I have not actually tested this yet, but my model is cooking in Colab now so we will see what happens.
(Update: I ran out of memory :sunglasses: but we have a proper VM getting set up so let’s hope it doesn’t take days to train and then fail before finishing :melting_face:)

I hope this helps somebody.

In hindsight, now that I realize you can more explicitly tell the Trainer class how a JSON string should be completed, it may be totally unnecessary for me to include the users array and the msg_count value, so I will definitely do some experimenting with this extra metadata removed to see if the LLM ever generates text for extra users or responds more than once, since as I mentioned in my previous post, this LLM is essentially being trained on group chats but intended to be used in chats with only a user and an AI, and so I included this extra metadata to mitigate the LLM responding from random perspectives or too many times.

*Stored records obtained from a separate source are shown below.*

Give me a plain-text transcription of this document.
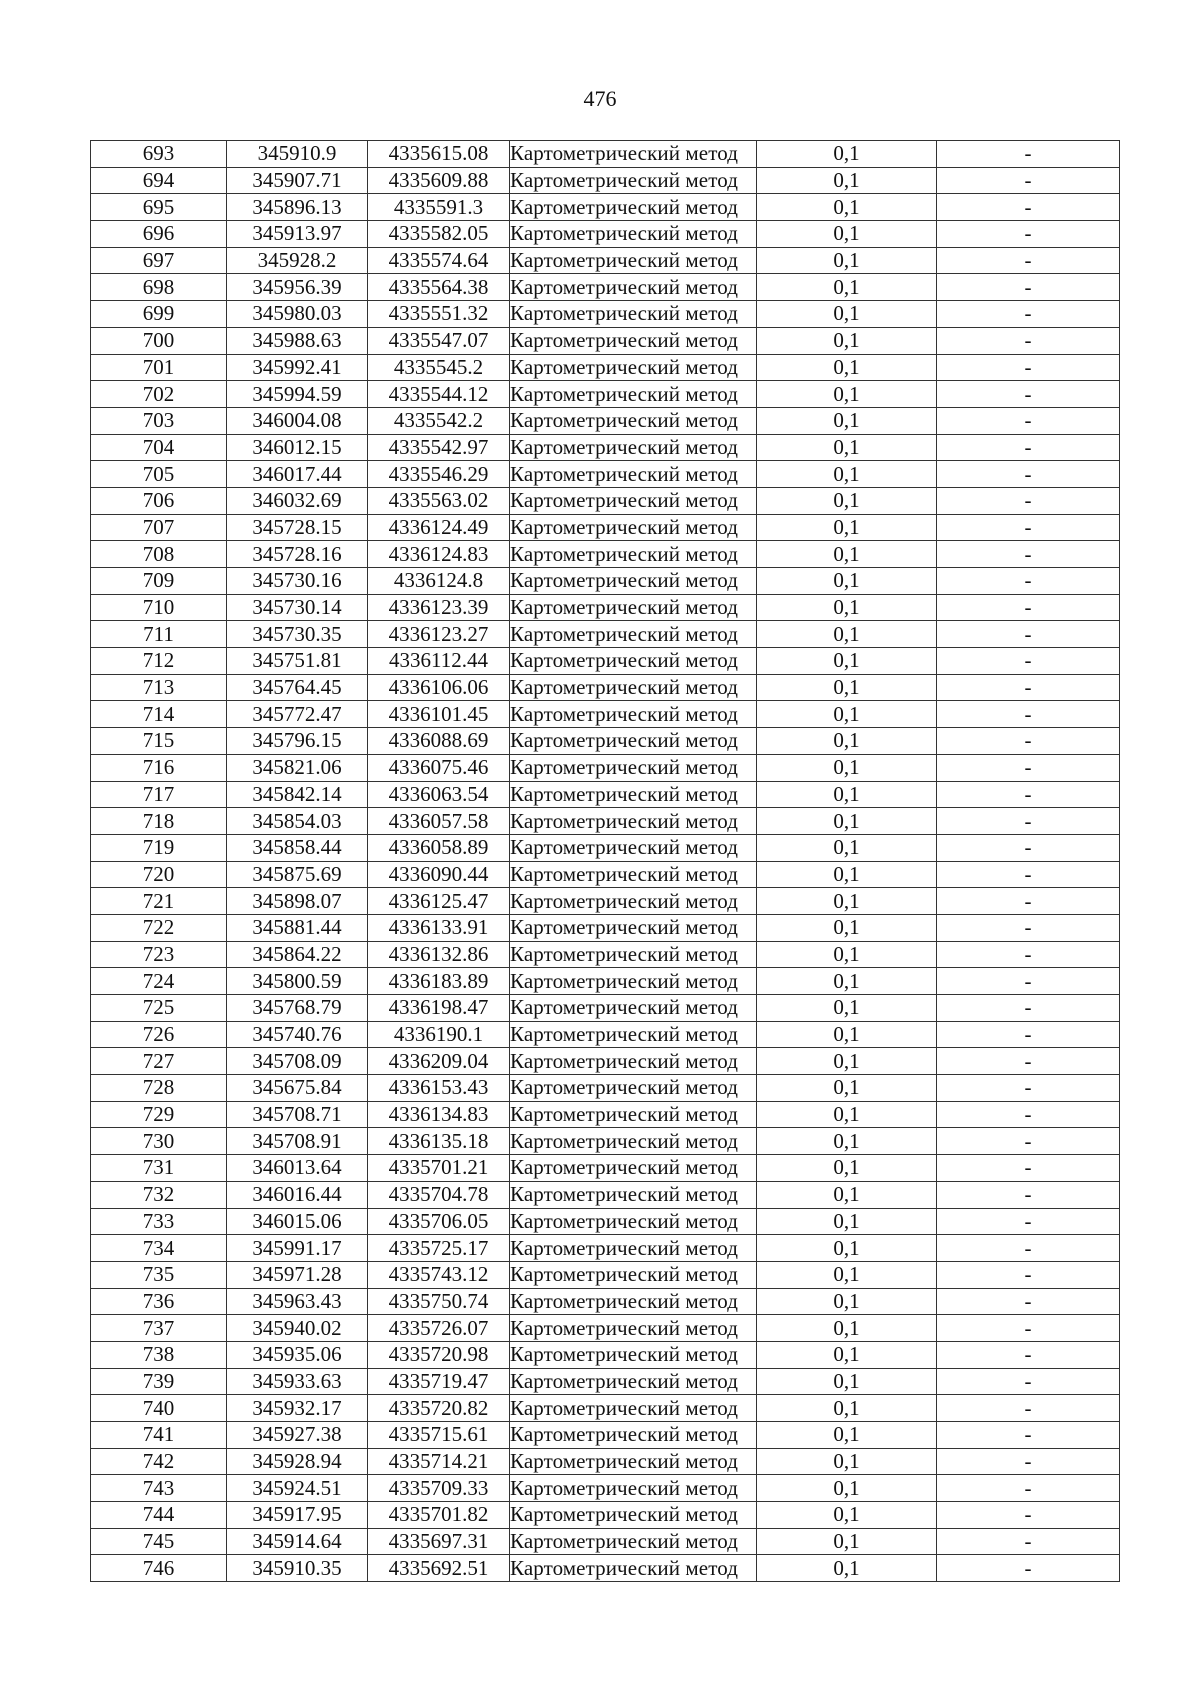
476
693	345910.9	4335615.08	Картометрический метод	0,1	-
694	345907.71	4335609.88	Картометрический метод	0,1	-
695	345896.13	4335591.3	Картометрический метод	0,1	-
696	345913.97	4335582.05	Картометрический метод	0,1	-
697	345928.2	4335574.64	Картометрический метод	0,1	-
698	345956.39	4335564.38	Картометрический метод	0,1	-
699	345980.03	4335551.32	Картометрический метод	0,1	-
700	345988.63	4335547.07	Картометрический метод	0,1	-
701	345992.41	4335545.2	Картометрический метод	0,1	-
702	345994.59	4335544.12	Картометрический метод	0,1	-
703	346004.08	4335542.2	Картометрический метод	0,1	-
704	346012.15	4335542.97	Картометрический метод	0,1	-
705	346017.44	4335546.29	Картометрический метод	0,1	-
706	346032.69	4335563.02	Картометрический метод	0,1	-
707	345728.15	4336124.49	Картометрический метод	0,1	-
708	345728.16	4336124.83	Картометрический метод	0,1	-
709	345730.16	4336124.8	Картометрический метод	0,1	-
710	345730.14	4336123.39	Картометрический метод	0,1	-
711	345730.35	4336123.27	Картометрический метод	0,1	-
712	345751.81	4336112.44	Картометрический метод	0,1	-
713	345764.45	4336106.06	Картометрический метод	0,1	-
714	345772.47	4336101.45	Картометрический метод	0,1	-
715	345796.15	4336088.69	Картометрический метод	0,1	-
716	345821.06	4336075.46	Картометрический метод	0,1	-
717	345842.14	4336063.54	Картометрический метод	0,1	-
718	345854.03	4336057.58	Картометрический метод	0,1	-
719	345858.44	4336058.89	Картометрический метод	0,1	-
720	345875.69	4336090.44	Картометрический метод	0,1	-
721	345898.07	4336125.47	Картометрический метод	0,1	-
722	345881.44	4336133.91	Картометрический метод	0,1	-
723	345864.22	4336132.86	Картометрический метод	0,1	-
724	345800.59	4336183.89	Картометрический метод	0,1	-
725	345768.79	4336198.47	Картометрический метод	0,1	-
726	345740.76	4336190.1	Картометрический метод	0,1	-
727	345708.09	4336209.04	Картометрический метод	0,1	-
728	345675.84	4336153.43	Картометрический метод	0,1	-
729	345708.71	4336134.83	Картометрический метод	0,1	-
730	345708.91	4336135.18	Картометрический метод	0,1	-
731	346013.64	4335701.21	Картометрический метод	0,1	-
732	346016.44	4335704.78	Картометрический метод	0,1	-
733	346015.06	4335706.05	Картометрический метод	0,1	-
734	345991.17	4335725.17	Картометрический метод	0,1	-
735	345971.28	4335743.12	Картометрический метод	0,1	-
736	345963.43	4335750.74	Картометрический метод	0,1	-
737	345940.02	4335726.07	Картометрический метод	0,1	-
738	345935.06	4335720.98	Картометрический метод	0,1	-
739	345933.63	4335719.47	Картометрический метод	0,1	-
740	345932.17	4335720.82	Картометрический метод	0,1	-
741	345927.38	4335715.61	Картометрический метод	0,1	-
742	345928.94	4335714.21	Картометрический метод	0,1	-
743	345924.51	4335709.33	Картометрический метод	0,1	-
744	345917.95	4335701.82	Картометрический метод	0,1	-
745	345914.64	4335697.31	Картометрический метод	0,1	-
746	345910.35	4335692.51	Картометрический метод	0,1	-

Also, I am bummed to read in these two links here and here that it is not so simple to simply turn off shuffling datasets, as I sorta put in a decent amount of work in my harvest process to order these inputs in a way where I will control how my data is shuffled while still maintaining a scaffolding within the data, but again, I am not even sure if I am correct in my understanding that the order matters in the way I described above, but what can ya do? I guess I can try to override the settings, which I tried, but so far have not gotten to work.

Anyways, hope this maybe helps someone who was confused as I was!